— Так, так, — говорила она, — чудесно!
Немного привыкнув, он захотел танцевать вдвоём.
— Даму надо обнять, — сказала Зоська.
— Это я умею, — ответил он.
Время прошло незаметно. Зоська предвещала ему великое будущее в танцах.
— Ты танцуешь необычайно легко.
— Значит наши уроки будут продолжаться?
— Только мы поменялись ролями.
В следующий раз они снова танцевали вальс, тихо напевая мотив. Он стал уверенней в движениях и ритме.
— Я устала, — сказала Зоська.
— Ещё, ещё, — сказал он. — Надо работать. Времени мало.
В конце концов он признался ей, что дома танцовал со стулом.
После вальса фокстрот показался ему лёгким, даже разочаровал его своей простотой.
Зоська пояснила, что фигур масса, что тут можно вводить акробатику и собственные изобретения. Но даму обнимают теснее, чем в вальсе. И это его забавляло. Он представил себе, что может обнимать массу женщин, высоких и полных, и сквозь одежду чувствовать их грудь и пружинистый живот. И удвоил усердие.

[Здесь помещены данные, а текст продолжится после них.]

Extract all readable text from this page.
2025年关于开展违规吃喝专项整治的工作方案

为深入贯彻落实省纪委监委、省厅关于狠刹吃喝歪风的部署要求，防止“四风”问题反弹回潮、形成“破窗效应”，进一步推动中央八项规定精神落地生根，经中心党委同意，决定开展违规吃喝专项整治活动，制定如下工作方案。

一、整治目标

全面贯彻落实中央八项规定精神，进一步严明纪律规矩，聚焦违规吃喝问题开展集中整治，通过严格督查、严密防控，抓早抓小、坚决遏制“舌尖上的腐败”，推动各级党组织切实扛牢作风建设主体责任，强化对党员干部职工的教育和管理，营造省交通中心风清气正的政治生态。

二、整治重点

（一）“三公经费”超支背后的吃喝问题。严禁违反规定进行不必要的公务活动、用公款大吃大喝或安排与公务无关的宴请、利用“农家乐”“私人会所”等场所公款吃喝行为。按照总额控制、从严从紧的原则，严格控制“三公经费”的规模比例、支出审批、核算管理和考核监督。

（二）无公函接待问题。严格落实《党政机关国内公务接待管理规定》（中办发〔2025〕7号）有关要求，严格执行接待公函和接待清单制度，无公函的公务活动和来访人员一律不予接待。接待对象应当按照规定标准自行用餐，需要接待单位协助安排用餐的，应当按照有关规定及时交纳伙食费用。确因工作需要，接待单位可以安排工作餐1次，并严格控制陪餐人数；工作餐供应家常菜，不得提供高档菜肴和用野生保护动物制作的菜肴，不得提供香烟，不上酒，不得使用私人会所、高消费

Вопрос с квартирой двигался медленно, отнимая у него массу времени. Приличной комнаты не находилось. Степан являлся к комиссионеру злой, ругался, вновь выкладывал свои условия, каждый раз слушая ту же самую предупредительную фразу: «Словом, вам нужна настоящая комната».

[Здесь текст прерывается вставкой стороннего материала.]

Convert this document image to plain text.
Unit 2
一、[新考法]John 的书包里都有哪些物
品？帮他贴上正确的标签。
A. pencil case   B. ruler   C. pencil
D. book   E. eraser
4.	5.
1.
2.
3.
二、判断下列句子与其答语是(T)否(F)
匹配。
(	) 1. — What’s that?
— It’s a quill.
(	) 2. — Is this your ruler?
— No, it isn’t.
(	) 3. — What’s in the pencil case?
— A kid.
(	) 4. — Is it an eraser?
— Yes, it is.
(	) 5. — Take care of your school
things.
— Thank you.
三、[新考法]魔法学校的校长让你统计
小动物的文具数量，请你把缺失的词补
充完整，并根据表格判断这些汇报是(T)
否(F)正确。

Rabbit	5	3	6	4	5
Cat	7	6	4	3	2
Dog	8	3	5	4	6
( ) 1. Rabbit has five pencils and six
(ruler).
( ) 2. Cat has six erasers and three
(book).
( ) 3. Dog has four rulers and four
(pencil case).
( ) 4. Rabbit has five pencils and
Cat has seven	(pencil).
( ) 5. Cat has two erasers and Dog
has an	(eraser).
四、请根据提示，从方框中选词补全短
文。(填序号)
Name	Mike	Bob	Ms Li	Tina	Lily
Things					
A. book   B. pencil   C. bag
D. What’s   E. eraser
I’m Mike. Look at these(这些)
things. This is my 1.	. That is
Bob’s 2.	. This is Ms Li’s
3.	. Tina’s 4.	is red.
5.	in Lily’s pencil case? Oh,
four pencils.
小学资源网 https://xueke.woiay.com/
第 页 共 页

Затем получал десяток новых адресов, но одно и то же повторялось без вариаций: часть комнат была уже нанята, часть должна была освободиться неизвестно когда, часть совсем не освобождалась, а другие, которые действительно сдавались, были настоящими трущобами, ободранными и грязными; он с отвращением смотрел на следы, оставляемые после себя человеком, кучу сора и жирные обои, свисавшие, как гной, с отвращением чувствовал в застоявшемся воздухе пот и смрад человеческой жизни, с невесёлой мыслью про грязь и животность людей, из которых незначительная часть чиста лишь потому, что моется и меняет бельё.
В конце концов заявил комиссионеру, что лазить по лестницам зря не имеет желания, и тот согласился сообщить ему, когда подвернётся хорошая комната.
Со своей комнатой Степан уже давно попрощался и заходил в неё вечером, как в отель.
«Вот найдётся комната, — думал он, — и тогда можно будет писать».
Вообще он привык к неожиданностям и не волновался.
Приближалась весна. Снег ещё не таял, но посерел, потерял блеск, стал рыхлым в кучках, а на мостовой слежался от безостановочной езды в чёрную массу, с глубокими выбоинами от ритмичных ударов копыт. На тротуарах он превращался солнечными днями в жидкую кашицу, застывающую неровно в холодные ночи. Его бросали с крыш огромными слоями, которые глухо падали наземь, как бездыханное тело. На углах девушки в шубках продавали подснежники со степных курганов, где уже оголилась земля.
— Пять копеек пучок, пять копеек!
Настали солнечные рассветы, полные тёплых ветров, нёсших с палей запах сырой земли, прошлогодних трав и томящийся аромат всходов и набрякших почек. И в тихие, задумчивые дни, когда в крови просыпается простая радость жизни, когда душу охватывает тот бездумный порыв, приводивший далёких пращуров к алтарям весеннего бога, Степан любил бродить по городу.
Зажав подмышкой тяжёлый портфель, блуждал он перед обедом по улицам, без цели, чувствуя необходимость побыть одному после однообразных встреч на службе и общественной работе. Некоторое время он сам не понимал этого тяготения к улице и смутной радости среди гомона и смеха весенней толпы. Думал, что гуляет, как гуляют все, — для отдыха и из желания проветриться.
Но как-то, вернувшись домой взволнованным и возбуждённым, должен был признаться, что ходит смотреть на женщин. Он понял, что только на них останавливались его глаза: на весёлых лицах, на обольстительных ногах и тёплых костюмах, прятавших тело, которое он до боли ощущал. Только на них глядел он с жгучим увлечением, будто каждая таила отдельную, только ей известную тайну, отдельный, выращенный для него сад любви и сладострастья, и от каждой веяло на него сладостным дыханием, которое пьянило его и восторгало. Душа его замирала в горячем тумане, когда видел он женщину, красивую, стройную, способную любить и достойную любви, и сам любил её, мгновенно проникаясь невыразимой благодарностью, что она есть, что он видит её и ласкает беглым взглядом. Некоторые озирались, улыбаясь ему незаметной зовущей усмешкой, и сердце его пенилось и пело. И теперь, поняв это, почувствовал не стыд, а тревогу, радость от сознания буйной силы, пылающей в нём, как частица могучего стремления, движущего миром. Какое-то новое, ясное чувство проснулось, не желание, а эхо желаний, уверенность, что способен любить и быть счастливым.